Этот страх если не исчез, то сильно ослабел интересным образом. Мне приснился сон. В отличие от обычных чёрно-белых или бледно окрашенных – яркий цветной сон, в преимущественно красных тонах. В большом помещении за столами множество человек и среди них я. Здесь атмосфера страха, потому что присутствует некто огромный, кто вроде надсмотрщика над нами, а мы вроде рабов. Но вот я преодолеваю страх, поднимаюсь и бросаю ему в лицо нечто дерзкое. И он сразу тушуется, теряет силу, а все вокруг тоже теряют страх, оживают, начинают веселиться. Я проснулся, а во мне надолго осталось это чувство освобождения от страха.

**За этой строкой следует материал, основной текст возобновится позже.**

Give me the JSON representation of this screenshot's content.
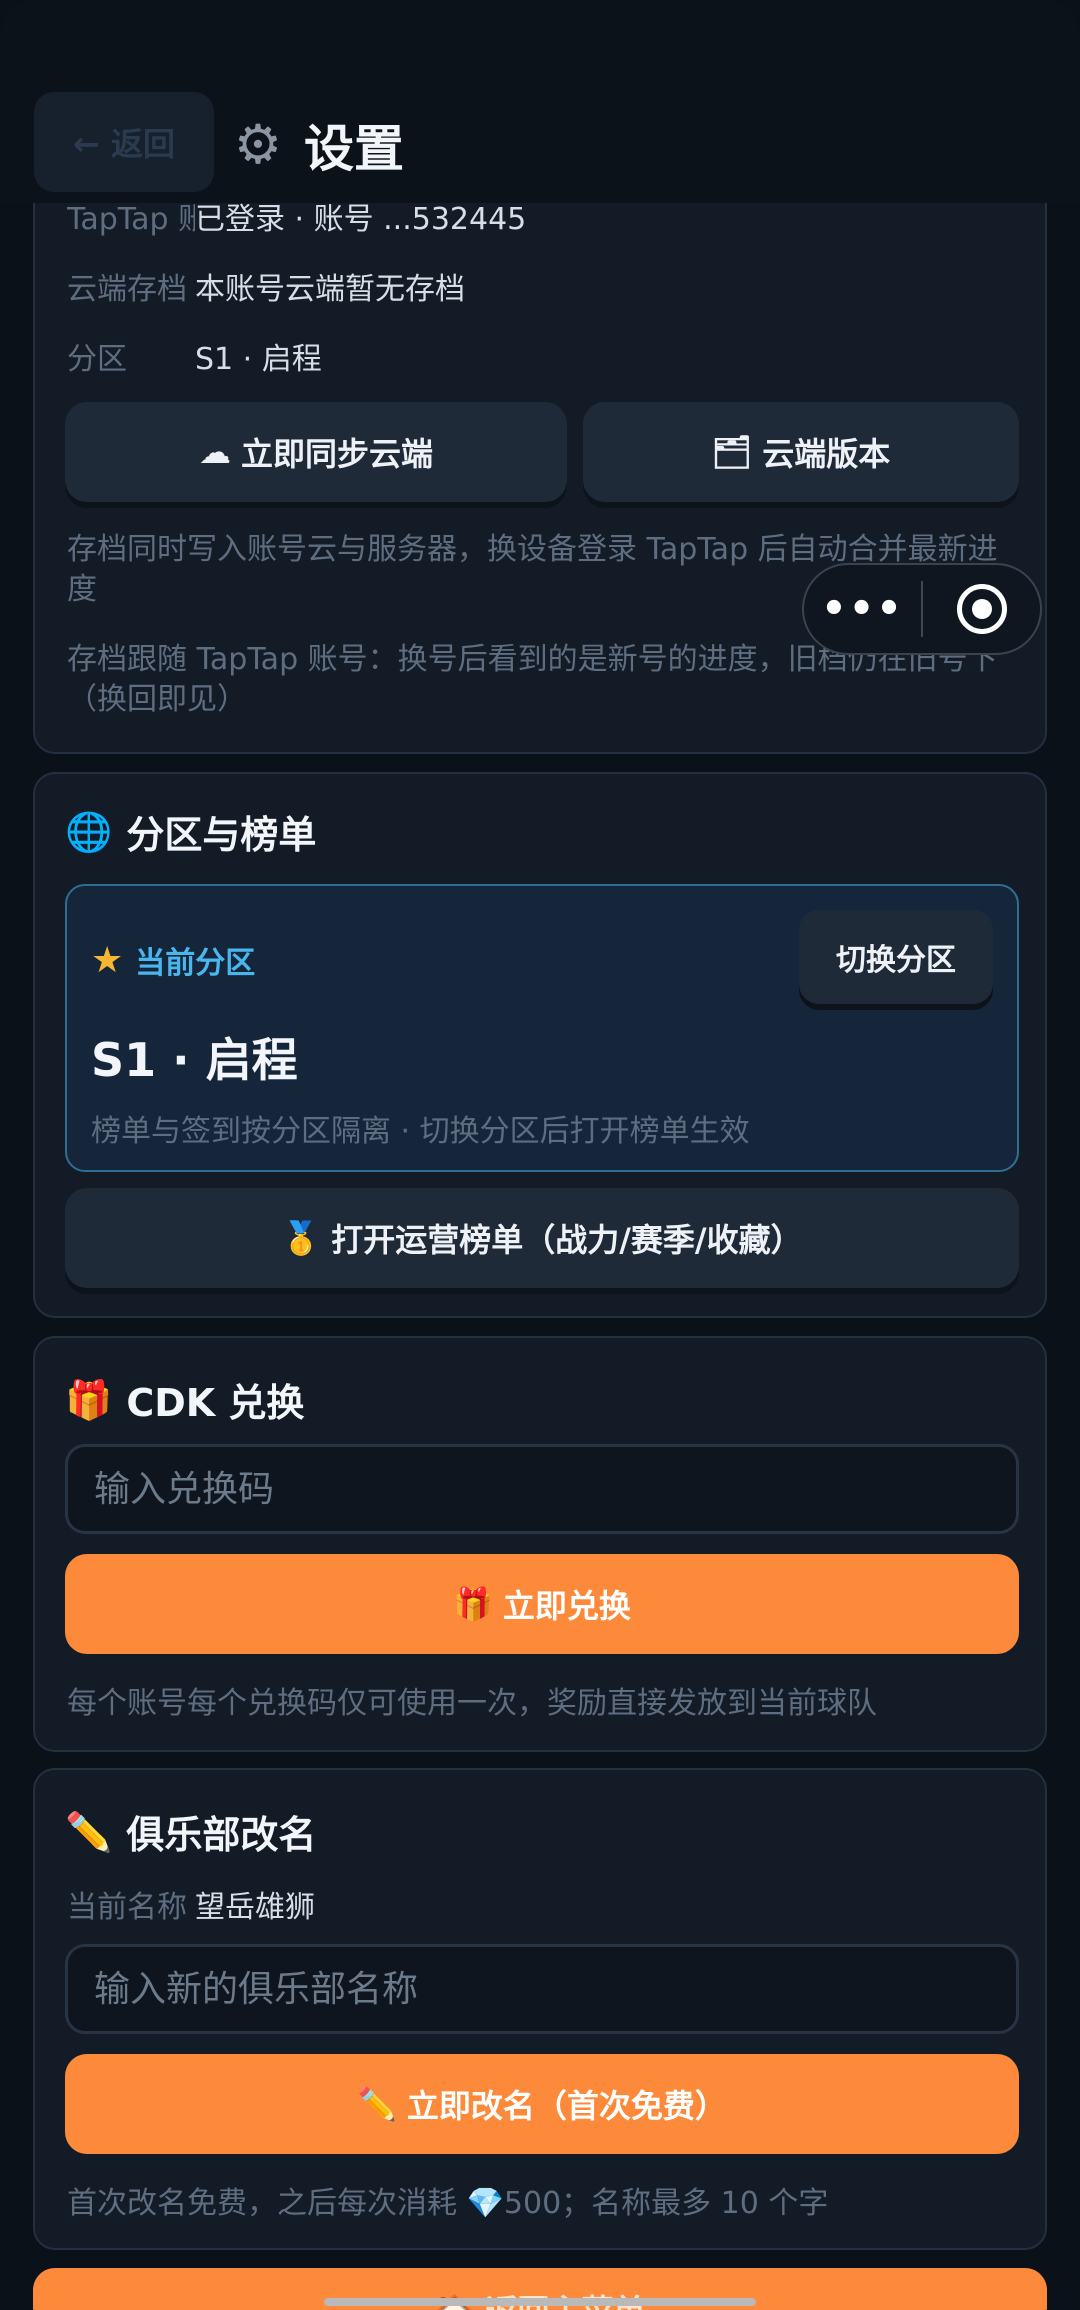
{
  "header": {
    "back_label": "← 返回",
    "title": "设置",
    "gear_icon": "gear-icon"
  },
  "capsule": {
    "more_label": "•••"
  },
  "account": {
    "taptap_key": "TapTap 账号",
    "taptap_value": "已登录 · 账号 ...532445",
    "cloud_key": "云端存档",
    "cloud_value": "本账号云端暂无存档",
    "zone_key": "分区",
    "zone_value": "S1 · 启程",
    "sync_icon": "☁",
    "sync_label": "立即同步云端",
    "version_icon": "🗂",
    "version_label": "云端版本",
    "note1": "存档同时写入账号云与服务器，换设备登录 TapTap 后自动合并最新进度",
    "note2": "存档跟随 TapTap 账号：换号后看到的是新号的进度，旧档仍在旧号下（换回即见）"
  },
  "zone": {
    "title_icon": "🌐",
    "title": "分区与榜单",
    "current_label": "当前分区",
    "switch_label": "切换分区",
    "current_name": "S1 · 启程",
    "hint": "榜单与签到按分区隔离 · 切换分区后打开榜单生效",
    "leaderboard_icon": "🥇",
    "leaderboard_label": "打开运营榜单（战力/赛季/收藏）"
  },
  "cdk": {
    "title_icon": "🎁",
    "title": "CDK 兑换",
    "placeholder": "输入兑换码",
    "redeem_icon": "🎁",
    "redeem_label": "立即兑换",
    "note": "每个账号每个兑换码仅可使用一次，奖励直接发放到当前球队"
  },
  "rename": {
    "title_icon": "✏️",
    "title": "俱乐部改名",
    "current_key": "当前名称",
    "current_value": "望岳雄狮",
    "placeholder": "输入新的俱乐部名称",
    "rename_icon": "✏️",
    "rename_label": "立即改名（首次免费）",
    "note": "首次改名免费，之后每次消耗 💎500；名称最多 10 个字"
  },
  "bottom": {
    "home_label": "🏠 返回主菜单"
  },
  "colors": {
    "accent": "#fd8a3a",
    "zone_border": "#2f6e92",
    "zone_label": "#49b6ee"
  }
}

Несостоявшиеся воспоминания

К этому времени относится такой эпизод. Мне пришло в голову написать нечто вроде воспоминаний. Не смейтесь, вспомнив мой тогдашний возраст, – за образец я взял неоконченные воспоминания Толстого «Моя жизнь», собственно, даже не неоконченные, а едва начатые, он написал страниц 6. Речь там шла о самых первых проблесках памяти, относящимся к возрасту до 5-6 лет, а в основном ещё раньше. Вот и я решил попытаться вспомнить что возможно из столь раннего возраста, а потом довести до нынешнего. До этого я едва дошёл, а успел написать только развёрнутое предисловие, из которого можно было понять мои антисоветские взгляды. В частности, писал, как мечтаю бежать на Запад. Тетрадку я прятал. Вернее, думал, что прячу, – где в своей комнате школьник может что-то спрятать. Мама обнаружила мою тетрадь достаточно быстро, пришла в ужас и тотчас же уничтожила. Со мной же провела обстоятельную разъяснительную работу, в результате которой я понял, что, как бы я ни относился к советской власти, но писать об этом не надо. С тех пор я ничего опасного и не писал. А так как без этого писать что-либо серьёзное трудно, то ограничил свои потребности к письменному самовыражению.